Key works |
Contrary
to the traditional reading of Husserl’s Fifth Cartesian Meditation, Carr 1973 argues that Husserl
addresses the problem of how, not whether, the Other exists for the subject.
Rather than positing the alter ego “outside” one’s experience, Husserl brings
the alter ego into the sphere of one’s necessarily intersubjective experience
of objects in the world. Gurwitsch 1979 argues that, pace Husserl, the Other
does not need to be accessed by analogical reasoning based on bodily presence,
but can be experienced as part of a shared meaningful context. Hutcheson 1979 reasons
that the Husserlian project does not allow for a distinction between a solipsistic
and an intersubjective phenomenology. The idea of an “other transcendental
rational subject” is always presupposed, and there cannot be a solipsistic
level or stage. Hutcheson 1982 asks, “Is Husserl’s fifth meditation an acceptable prelude to his
analysis of phenomenology itself?” and answers this question in the negative,
criticizing Husserl’s arguments. According to Mensch 1988, Husserl is able to make sense of the
independent existence of one’s fellow subjects, viz., by appealing to a “primal
subjectivity”, conceived as pre-individual ground, “neither one nor many”, of
the relations between the individual and other subjects. Römpp 1991 offers detailed discussions of
Husserl’s views of intersubjectivity, and develops a conception of transcendental
idealist philosophy, on the basis of the Husserlian conception of
intersubjectivity. Thompson 2001 accepts
key aspects of Husserl’s account of intersubjectivity, while arguing that empathy
is in various respects an important topic for an interdisciplinary study of consciousness.

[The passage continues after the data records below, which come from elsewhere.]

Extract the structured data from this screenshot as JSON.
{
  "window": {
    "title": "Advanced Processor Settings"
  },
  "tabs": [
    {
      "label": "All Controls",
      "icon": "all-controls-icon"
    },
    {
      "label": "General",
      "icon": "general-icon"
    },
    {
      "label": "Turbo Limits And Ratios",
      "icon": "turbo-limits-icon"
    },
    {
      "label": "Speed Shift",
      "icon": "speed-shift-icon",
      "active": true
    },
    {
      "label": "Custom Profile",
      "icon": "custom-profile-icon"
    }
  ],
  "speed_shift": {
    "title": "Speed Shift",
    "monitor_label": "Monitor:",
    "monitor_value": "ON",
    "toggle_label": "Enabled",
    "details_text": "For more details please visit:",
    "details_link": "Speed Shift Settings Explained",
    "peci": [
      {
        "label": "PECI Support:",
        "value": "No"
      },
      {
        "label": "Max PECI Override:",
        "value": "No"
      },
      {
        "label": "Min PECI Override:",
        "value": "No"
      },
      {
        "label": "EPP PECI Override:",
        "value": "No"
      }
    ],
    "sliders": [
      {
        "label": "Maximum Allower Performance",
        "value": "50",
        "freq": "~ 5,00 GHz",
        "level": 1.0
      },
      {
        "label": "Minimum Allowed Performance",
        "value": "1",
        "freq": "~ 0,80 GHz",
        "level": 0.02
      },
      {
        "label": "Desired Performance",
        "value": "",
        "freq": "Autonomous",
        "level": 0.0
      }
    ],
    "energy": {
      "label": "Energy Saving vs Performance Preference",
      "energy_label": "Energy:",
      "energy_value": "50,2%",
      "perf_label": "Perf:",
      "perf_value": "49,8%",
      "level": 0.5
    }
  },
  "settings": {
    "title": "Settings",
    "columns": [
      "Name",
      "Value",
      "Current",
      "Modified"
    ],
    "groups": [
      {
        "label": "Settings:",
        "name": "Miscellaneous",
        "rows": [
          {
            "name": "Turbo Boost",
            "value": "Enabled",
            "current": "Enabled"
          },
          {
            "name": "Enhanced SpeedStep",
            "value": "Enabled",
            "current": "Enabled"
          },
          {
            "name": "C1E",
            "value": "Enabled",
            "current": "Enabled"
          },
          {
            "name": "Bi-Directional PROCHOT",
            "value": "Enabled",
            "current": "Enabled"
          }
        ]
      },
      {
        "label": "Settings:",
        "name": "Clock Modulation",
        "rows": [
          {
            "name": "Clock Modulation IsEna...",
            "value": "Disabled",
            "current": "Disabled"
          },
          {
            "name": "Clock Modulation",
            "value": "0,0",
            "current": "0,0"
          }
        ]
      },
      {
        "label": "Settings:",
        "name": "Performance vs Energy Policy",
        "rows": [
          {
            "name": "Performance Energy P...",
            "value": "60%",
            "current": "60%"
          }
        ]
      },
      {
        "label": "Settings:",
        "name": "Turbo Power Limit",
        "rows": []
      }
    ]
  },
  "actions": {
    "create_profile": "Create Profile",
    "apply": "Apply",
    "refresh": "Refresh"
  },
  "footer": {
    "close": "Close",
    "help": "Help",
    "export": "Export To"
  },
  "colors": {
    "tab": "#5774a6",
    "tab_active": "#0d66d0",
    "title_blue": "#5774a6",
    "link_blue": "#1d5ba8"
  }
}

Responding to a “linguistic-pragmatic critique”, according to which Husserl’s
phenomenology is unacceptably solipsistic, Zahavi 2001 defends the idea of a phenomenology
of intersubjectivity. Abiding by the methodological constraints of Husserlian
phenomenology, Chelstrom 2012 contends that there is reason to
accept the ideas of collective intentionality and the plural subject.